Ocurrió de nuevo, ahora en San Luis. Pero digo mal: no es que haya ocurrido de nuevo, es que nunca dejó de ocurrir. Esta vez se volvió más grave, y entonces trascendió. Al nene de siete años la mami lo dejaba atado a una silla cuando tenía que salir: lo ataba con un lazo, que a la vez ataba a una cadena, y además lo amordazaba para que nadie lo oyera gritar. El papi no se sabe si colaboraba con ella o si sólo la dejaba hacer, lo que en el fondo no cambia tanto las cosas.
¿Qué pasó? Pasó que esta vez los vecinos oyeron. Que el nenito se zafó de la mordaza y pidió auxilio, y los vecinos lo oyeron. Y acudieron y descubrieron una versión extrema de esa feroz situación, tapada por lo general: la de los niños que son maltratados por sus propios padres. Este caso sobrepasó sin dudas los límites, pero guarda una diferencia de grado, de grado y no de sustancia, con el hábito de dar palizas, castañazos y patadas en el traste de los padres a sus hijos, suponiendo que tienen derecho y que nadie debe meterse.
Se admite lo inadmisible: que se les pegue a los más frágiles, a los que no pueden defenderse y se encuentran completamente a merced. Estos hechos, cuando son excesivos, nos consternan, claro; pero siempre pueden más, en definitiva, la sacralidad inviolable del entorno familiar y la fuerza de los prejuicios sociales, que asignan posiciones fijas a las ternuras y a las agresividades, al papel de víctima y al de victimario.
La maestra de este chico había detectado, en la escuela, que era víctima de violencia en su casa.

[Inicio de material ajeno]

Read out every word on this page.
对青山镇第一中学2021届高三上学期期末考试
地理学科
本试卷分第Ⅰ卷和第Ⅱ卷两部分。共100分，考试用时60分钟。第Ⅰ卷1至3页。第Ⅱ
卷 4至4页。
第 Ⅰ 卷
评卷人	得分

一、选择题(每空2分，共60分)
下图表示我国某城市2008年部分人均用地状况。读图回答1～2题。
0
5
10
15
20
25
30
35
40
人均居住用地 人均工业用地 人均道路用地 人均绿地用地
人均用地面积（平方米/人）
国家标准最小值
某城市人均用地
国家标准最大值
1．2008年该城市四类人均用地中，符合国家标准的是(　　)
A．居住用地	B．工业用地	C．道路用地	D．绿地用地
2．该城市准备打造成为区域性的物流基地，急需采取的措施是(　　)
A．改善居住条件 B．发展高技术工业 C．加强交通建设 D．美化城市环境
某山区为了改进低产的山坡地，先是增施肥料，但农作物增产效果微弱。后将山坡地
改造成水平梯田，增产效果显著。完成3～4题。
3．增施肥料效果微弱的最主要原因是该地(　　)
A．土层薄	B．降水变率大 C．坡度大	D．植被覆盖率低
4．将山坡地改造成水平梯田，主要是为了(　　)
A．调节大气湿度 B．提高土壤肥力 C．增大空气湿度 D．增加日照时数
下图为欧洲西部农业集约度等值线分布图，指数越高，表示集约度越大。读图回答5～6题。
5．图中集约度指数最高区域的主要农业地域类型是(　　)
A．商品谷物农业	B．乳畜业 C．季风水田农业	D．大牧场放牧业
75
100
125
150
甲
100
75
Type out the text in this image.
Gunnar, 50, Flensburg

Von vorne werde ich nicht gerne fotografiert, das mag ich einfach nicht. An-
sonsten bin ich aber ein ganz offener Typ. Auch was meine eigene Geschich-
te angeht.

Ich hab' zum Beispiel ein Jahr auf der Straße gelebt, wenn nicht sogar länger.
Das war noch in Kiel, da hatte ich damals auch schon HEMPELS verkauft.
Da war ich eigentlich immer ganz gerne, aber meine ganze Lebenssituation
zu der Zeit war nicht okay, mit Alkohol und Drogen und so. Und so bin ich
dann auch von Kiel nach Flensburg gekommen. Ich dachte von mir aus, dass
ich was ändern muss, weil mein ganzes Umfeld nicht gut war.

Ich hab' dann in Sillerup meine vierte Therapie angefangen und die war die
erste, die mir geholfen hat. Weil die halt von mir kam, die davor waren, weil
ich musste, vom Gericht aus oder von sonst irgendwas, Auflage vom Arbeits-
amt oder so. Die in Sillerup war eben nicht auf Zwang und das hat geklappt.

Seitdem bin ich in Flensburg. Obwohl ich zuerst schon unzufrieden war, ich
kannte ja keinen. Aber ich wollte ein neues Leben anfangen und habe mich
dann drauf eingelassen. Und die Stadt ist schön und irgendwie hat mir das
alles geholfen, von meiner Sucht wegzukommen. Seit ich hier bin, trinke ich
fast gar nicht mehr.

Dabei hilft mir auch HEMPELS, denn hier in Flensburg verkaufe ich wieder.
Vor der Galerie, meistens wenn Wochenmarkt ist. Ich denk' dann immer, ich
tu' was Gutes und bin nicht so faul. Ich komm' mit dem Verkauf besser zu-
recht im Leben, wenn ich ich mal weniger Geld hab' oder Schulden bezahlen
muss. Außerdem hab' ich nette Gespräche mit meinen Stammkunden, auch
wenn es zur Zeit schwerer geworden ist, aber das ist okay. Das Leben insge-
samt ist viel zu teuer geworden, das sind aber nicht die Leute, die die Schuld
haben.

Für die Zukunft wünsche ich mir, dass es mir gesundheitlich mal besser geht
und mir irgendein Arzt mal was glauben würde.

Hizo la denuncia correspondiente. La mamá del nene apareció entonces para amenazar a la maestra; luego, cambió a su hijo a otra escuela. La denuncia quedó ahí donde quedan tantas: en la nada. Por suerte, el tema de la violencia doméstica se está debatiendo mucho últimamente, pero tal vez la estemos pifiando un poco con algunos conceptos, con algunos preconceptos.